Profile Solutions, Inc. (OTC Pink: PSIQ) announces based upon strong product demand for its Products, PSIQ is on the path toward significant revenue growth in 2019 as compared to 2018. The Company has made significant investment in development of its nationwide distribution infrastructure and expects this forward movement to continue. This trend is even potentially more impactful with President Trump signing of the 2018 Farm Bill. The 2018 Farm Bill removed CBD derived Hemp from the Schedule 1 drug list and makes Hemp CBD Federally legal for use, interstate transporting, and export. Hemp based CBD with under .3% THC (the psychoactive ingredient in marijuana) has proven to be medically beneficial in a regimen of wellness and pain relief programs.
Dan Oran, CEO of PSIQ stated,
“We believe PSIQ is in the right place at the right time by offering a variety of Hemp based CBD products under our proprietary formulation.
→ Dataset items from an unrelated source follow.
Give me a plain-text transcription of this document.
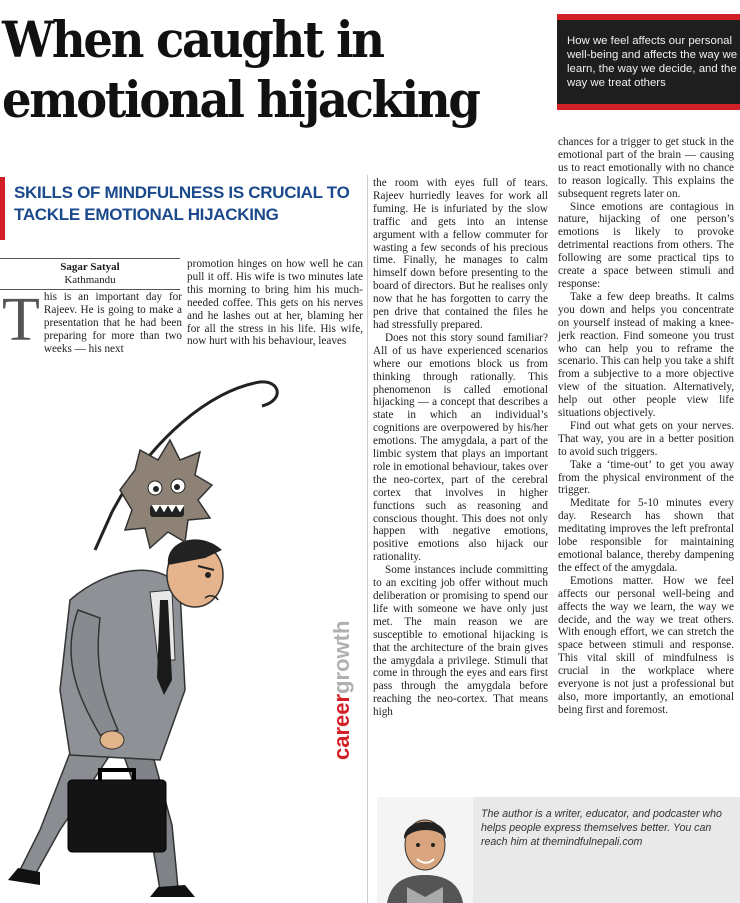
When caught in
emotional hijacking
How we feel affects our personal well-being and affects the way we learn, the way we decide, and the way we treat others
SKILLS OF MINDFULNESS IS CRUCIAL TO
TACKLE EMOTIONAL HIJACKING
Sagar Satyal
Kathmandu
T his is an important day for Rajeev. He is going to make a presentation that he had been preparing for more than two weeks — his next

promotion hinges on how well he can pull it off. His wife is two minutes late this morning to bring him his much-needed coffee. This gets on his nerves and he lashes out at her, blaming her for all the stress in his life. His wife, now hurt with his behaviour, leaves

careergrowth

the room with eyes full of tears. Rajeev hurriedly leaves for work all fuming. He is infuriated by the slow traffic and gets into an intense argument with a fellow commuter for wasting a few seconds of his precious time. Finally, he manages to calm himself down before presenting to the board of directors. But he realises only now that he has forgotten to carry the pen drive that contained the files he had stressfully prepared.

Does not this story sound familiar? All of us have experienced scenarios where our emotions block us from thinking through rationally. This phenomenon is called emotional hijacking — a concept that describes a state in which an individual’s cognitions are overpowered by his/her emotions. The amygdala, a part of the limbic system that plays an important role in emotional behaviour, takes over the neo-cortex, part of the cerebral cortex that involves in higher functions such as reasoning and conscious thought. This does not only happen with negative emotions, positive emotions also hijack our rationality.

Some instances include committing to an exciting job offer without much deliberation or promising to spend our life with someone we have only just met. The main reason we are susceptible to emotional hijacking is that the architecture of the brain gives the amygdala a privilege. Stimuli that come in through the eyes and ears first pass through the amygdala before reaching the neo-cortex. That means high

chances for a trigger to get stuck in the emotional part of the brain — causing us to react emotionally with no chance to reason logically. This explains the subsequent regrets later on.

Since emotions are contagious in nature, hijacking of one person’s emotions is likely to provoke detrimental reactions from others. The following are some practical tips to create a space between stimuli and response:

Take a few deep breaths. It calms you down and helps you concentrate on yourself instead of making a knee-jerk reaction. Find someone you trust who can help you to reframe the scenario. This can help you take a shift from a subjective to a more objective view of the situation. Alternatively, help out other people view life situations objectively.

Find out what gets on your nerves. That way, you are in a better position to avoid such triggers.

Take a ‘time-out’ to get you away from the physical environment of the trigger.

Meditate for 5-10 minutes every day. Research has shown that meditating improves the left prefrontal lobe responsible for maintaining emotional balance, thereby dampening the effect of the amygdala.

Emotions matter. How we feel affects our personal well-being and affects the way we learn, the way we decide, and the way we treat others. With enough effort, we can stretch the space between stimuli and response. This vital skill of mindfulness is crucial in the workplace where everyone is not just a professional but also, more importantly, an emotional being first and foremost.

The author is a writer, educator, and podcaster who helps people express themselves better. You can reach him at themindfulnepali.com
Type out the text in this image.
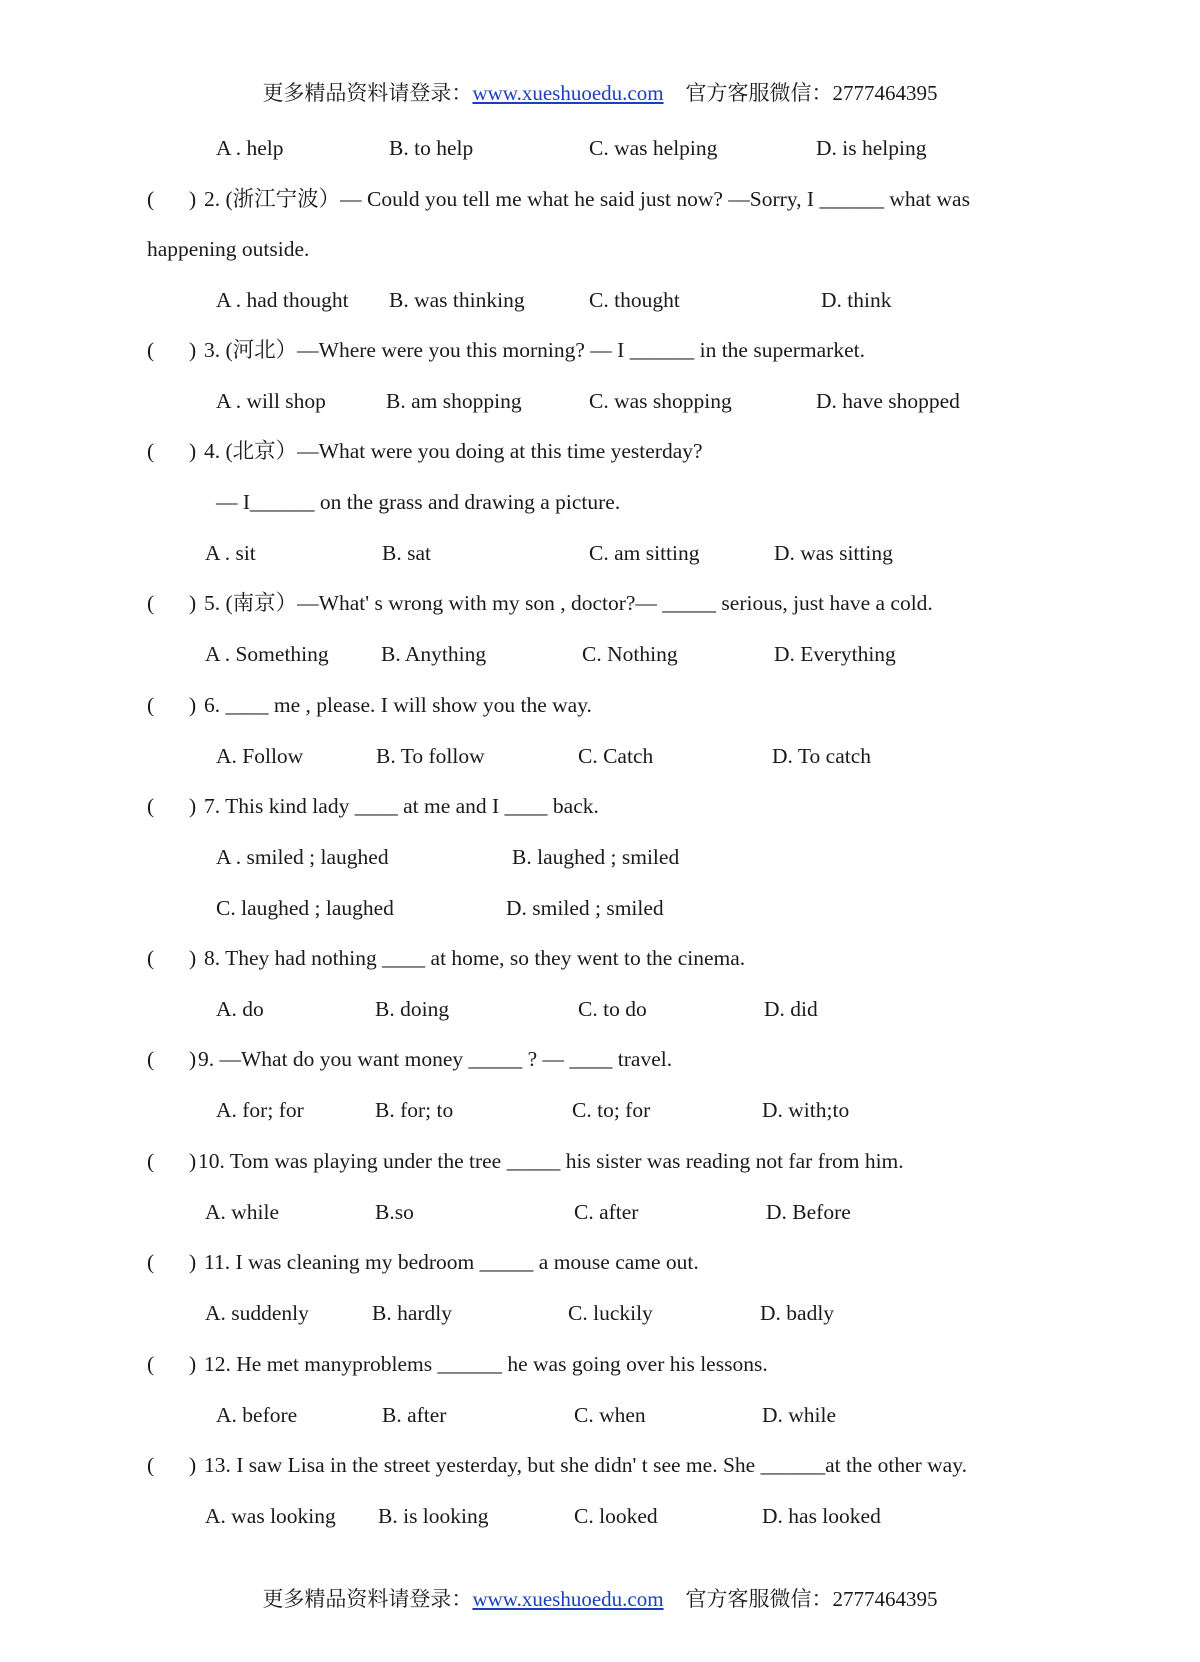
更多精品资料请登录：www.xueshuoedu.com 官方客服微信：2777464395
A . help	B. to help	C. was helping	D. is helping
( ) 2. (浙江宁波）— Could you tell me what he said just now? —Sorry, I ______ what was
happening outside.
A . had thought B. was thinking	C. thought	D. think
( ) 3. (河北）—Where were you this morning? — I ______ in the supermarket.
A . will shop	B. am shopping	C. was shopping	D. have shopped
( ) 4. (北京）—What were you doing at this time yesterday?
— I______ on the grass and drawing a picture.
A . sit	B. sat	C. am sitting	D. was sitting
( ) 5. (南京）—What' s wrong with my son , doctor?— _____ serious, just have a cold.
A . Something B. Anything	C. Nothing	D. Everything
( ) 6. ____ me , please. I will show you the way.
A. Follow	B. To follow	C. Catch	D. To catch
( ) 7. This kind lady ____ at me and I ____ back.
A . smiled ; laughed	B. laughed ; smiled
C. laughed ; laughed	D. smiled ; smiled
( ) 8. They had nothing ____ at home, so they went to the cinema.
A. do	B. doing	C. to do	D. did
( ) 9. —What do you want money _____ ? — ____ travel.
A. for; for	B. for; to	C. to; for	D. with;to
( ) 10. Tom was playing under the tree _____ his sister was reading not far from him.
A. while	B.so	C. after	D. Before
( ) 11. I was cleaning my bedroom _____ a mouse came out.
A. suddenly	B. hardly	C. luckily	D. badly
( ) 12. He met manyproblems ______ he was going over his lessons.
A. before	B. after	C. when	D. while
( ) 13. I saw Lisa in the street yesterday, but she didn' t see me. She ______at the other way.
A. was looking B. is looking	C. looked	D. has looked
更多精品资料请登录：www.xueshuoedu.com 官方客服微信：2777464395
We have previously made several announcements including but not limited to (1) strong revenue growth to date (2) the filing of our Registration Statement on Form S-1 with the U.S. Securities and Exchange Commission (SEC) as the first step to becoming an SEC reporting company and up listing to the OTCQB (3) receiving preliminary approval from the eSwatini Ministry of Economic Planning and Development to establish an exclusive growing farm and processing plant for medical Cannabis & Hemp in The Kingdom of eSwatini (4) an agreement with Saboneto Soaps for Saboneto to exclusively produce Natural Healthy Soap with Dead Sea Salts infused with Hemp and (5) an exclusive brick & mortar distribution rights agreement to Cheech & Chong men’s grooming products with Hemp in the United States and Israel.”